Lompat ke konten Lompat ke sidebar Lompat ke footer

Fiqih Muamalah - Pengertian RAHN Hukum RAHN Rukun Dan Syarat RAHN

Rukun Rahn


A.    Pengertian Rahn

Secara etimologi, Rahn berarti tetap atau lama (as-subut wa ad-dawam) atau pengekangan dan keharusan (al-habs wa al-luzum).  Sedangkan menurut istilah adalah penahanan terhadap suatu barang dengan hak sehingga dapat dijadikan sebagai pembayaran dari barang tersebut.

Menurut Al-Bahuti dan Ibnu Qudamah, Rahn secara bahasa berarti tetap dan abadi, dikatakan m’un rahinun artinya air yang menggenang, na’matun rahinatun artinya yang abadi. Berdasarkan firman Allah adalah “Tiap-tiap diri bertanggung jawab atas apa yang telah diperbuatnya”, maksudnya tertahan. Rahn yang dimaksudkan lebih condong mengikuti arti yang pertama, yaitu karena tertahan berarti tetap tidak berpindah sedikitpun.

Sedangkan Al-Qurtubi mendefinisikan Rahn sebagai barang yang ditahab oleh pihak yang member hutang sebagai jaminan dari orang yang berhutang, sampai pihak penghutang melunasi hutang tersebut.[1]

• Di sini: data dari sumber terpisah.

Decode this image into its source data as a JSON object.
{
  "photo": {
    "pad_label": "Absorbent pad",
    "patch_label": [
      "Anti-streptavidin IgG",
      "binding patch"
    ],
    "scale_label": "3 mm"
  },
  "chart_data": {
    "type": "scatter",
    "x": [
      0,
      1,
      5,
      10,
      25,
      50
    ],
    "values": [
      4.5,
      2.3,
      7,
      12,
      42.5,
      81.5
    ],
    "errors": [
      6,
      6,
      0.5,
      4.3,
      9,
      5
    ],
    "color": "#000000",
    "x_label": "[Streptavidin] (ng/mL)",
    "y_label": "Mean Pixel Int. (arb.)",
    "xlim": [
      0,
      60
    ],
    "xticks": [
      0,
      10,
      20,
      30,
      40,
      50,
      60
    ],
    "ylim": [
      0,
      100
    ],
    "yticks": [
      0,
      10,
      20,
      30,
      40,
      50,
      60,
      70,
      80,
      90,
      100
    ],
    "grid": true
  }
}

Menurut Imam Abu Zakariya al-Anshari dalam kitab Fathul Wahhab mendefinisikan rahn yaitu menjadikan benda bersifat harta sebagai kepercayaan dari suatu utang yang dapat dibayarkan dari (harga) benda itu bila utang tidak dapat di bayar. Sedangkan menurut Ahmad Baraja, rahn adalah jaminan buka produk dan semata untuk kepentingan social, bukan kepentingan bisnis, jual beli mitra.

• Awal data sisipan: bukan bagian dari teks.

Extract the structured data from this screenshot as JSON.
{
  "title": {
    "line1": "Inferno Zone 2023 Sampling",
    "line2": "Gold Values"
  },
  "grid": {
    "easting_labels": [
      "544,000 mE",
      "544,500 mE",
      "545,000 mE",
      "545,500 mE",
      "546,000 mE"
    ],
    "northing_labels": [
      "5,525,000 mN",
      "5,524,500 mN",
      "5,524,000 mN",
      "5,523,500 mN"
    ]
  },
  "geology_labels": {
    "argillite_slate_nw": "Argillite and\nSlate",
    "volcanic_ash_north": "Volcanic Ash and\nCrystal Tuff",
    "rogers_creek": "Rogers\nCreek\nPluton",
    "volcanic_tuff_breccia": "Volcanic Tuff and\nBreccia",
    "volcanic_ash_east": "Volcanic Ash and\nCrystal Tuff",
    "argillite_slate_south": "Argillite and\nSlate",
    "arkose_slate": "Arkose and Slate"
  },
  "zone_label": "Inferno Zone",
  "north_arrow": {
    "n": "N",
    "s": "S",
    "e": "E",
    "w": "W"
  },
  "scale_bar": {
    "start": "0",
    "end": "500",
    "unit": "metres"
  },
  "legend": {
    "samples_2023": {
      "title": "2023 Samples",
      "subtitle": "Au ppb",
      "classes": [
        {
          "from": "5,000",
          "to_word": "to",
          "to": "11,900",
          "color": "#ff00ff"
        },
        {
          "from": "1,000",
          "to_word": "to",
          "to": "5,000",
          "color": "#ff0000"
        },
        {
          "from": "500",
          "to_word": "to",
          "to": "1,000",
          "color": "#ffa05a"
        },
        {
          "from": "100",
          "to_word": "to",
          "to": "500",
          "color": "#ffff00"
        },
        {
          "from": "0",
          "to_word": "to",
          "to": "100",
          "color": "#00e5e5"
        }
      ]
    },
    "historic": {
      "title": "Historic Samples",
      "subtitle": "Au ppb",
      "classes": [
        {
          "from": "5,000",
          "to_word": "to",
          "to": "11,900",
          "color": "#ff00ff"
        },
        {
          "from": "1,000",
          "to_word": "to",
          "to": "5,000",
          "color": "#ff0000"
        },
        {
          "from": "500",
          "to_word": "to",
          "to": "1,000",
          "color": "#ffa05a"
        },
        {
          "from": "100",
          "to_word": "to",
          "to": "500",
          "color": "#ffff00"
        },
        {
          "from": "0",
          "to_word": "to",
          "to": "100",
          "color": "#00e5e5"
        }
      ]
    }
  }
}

Pasal 20 ayat 14 Kompilasi Hukum Ekonomi Syariah (KHES) mendefinisikan bahwa rahn/gadai adalah penguasaan barang milik peminjam oleh pemberi pinjaman sebagai jaminan.

Dari berbagai definisi yang telah dipaparkan di atas, maka dapat disimpulkan bahwa Rahn adalah suatu jaminan yang diserahkan oleh pihak yang berhutang kepada pihak yang memberi hutang. Dan apabila pihak yang telah berhutang tidak mampu membayar hutangnya sesuai dengan waktu yang telah ditentukan atau sudah jatuh tempo, maka pihak yang memberi hutang mempunyai kuasa penuh untuk menjual barang jaminan tersebut. Jika barang jaminan yang telah di jual melebihi jumlah hutang, maka sisanya harus dikembalikan kepada penghutang, namun jika kurang maka pihak penghutang harus menambahinya.

 

B.    DASAR HUKUM RAHN

اْلأَصْلُ فِي الشُّرُوْطِ فِي الْمُعَامَلاَتِ الْحِلُّ وَالْإِبَاحَةُ إِلاَّ بِدَلِيْلٍ

“Hukum asal menetapkan syarat dalam mu’âmalah adalah halal dan diperbolehkan
kecuali ada dalil (yang melarangnya).

Berdasarkan dail Al-Qur’an yaitu terdapat dalam surah al-Baqarah ayat 283 di bawah ini:

وَإِنْ كُنْتُمْ عَلٰى سَفَرٍ وَّلَمْ تَجِدُوْا كَاتِبًا فَرِهٰنٌ مَّقْبُوْضَةٌۗ فَإِنْ أَمِنَ بَعْضُكُمْ بَعْضًا فَلْيُؤَدِّ الَّذِى اؤْتُمِنَ أَمَانَتَهٗ وَلْيَتَّقِ اللّٰهَ رَبَّهٗۗ وَلَا تَكْتُمُوا الشَّهَادَةَۗ وَمَنْ يَكْتُمْهَا فَإِنَّهٗ اٰثِمٌ قَلْبُهٗۗ وَاللّٰهُ بِمَا تَعْمَلُوْنَ عَلِيْمٌ ؑ

Dan jika kamu dalam perjalanan sedang kamu tidak mendapatkan seorang penulis, maka hendaklah ada barang jaminan yang dipegang. Tetapi, jika sebagian kamu mempercayai sebagian yang lain, hendaklah yang dipercayai itu menunaikan amanatnya (utangnya) dan hendaklah dia bertakwa kepada Allah, Tuhannya. Dan janganlah kamu menyembunyikan kesaksian, karena barang siapa menyembunyikannya, sungguh, hatinya kotor (berdosa). Allah Maha Mengetahui apa yang kamu kerjakan.

 

          Dalam surah al-Mudatsir ayat 38:

كُلُّ نَفْسٍ بِمَا كَسَبَتْ رَهِينَةٌ

Tiap-tiap diri bertanggung jawab atas apa yang telah diperbuatnya

          Sedangkan dalam Hadis yang diriwayatkan oleh Bukhari dan Muslim dari Aisyah binti Abu Bakar yaitu:

أَنَّ النَّبِيَّ صَلَّى اللَّهُ عَلَيْهِ وَسَلَّمَ اشْتَرَى طَعَامًا مِنْ يَهُودِيٍّ إِلَى أَجَلٍ وَرَهَنَهُ دِرْعًا مِنْ حَدِيدٍ

Sesungguhnya, Nabi shallallahu ‘alaihi wa sallam membeli bahan makanan dari seorang yahudi dengan cara berutang, dan beliau menggadaikan baju besinya.” (Hr. Al-Bukhari no. 2513 dan Muslim no. 1603)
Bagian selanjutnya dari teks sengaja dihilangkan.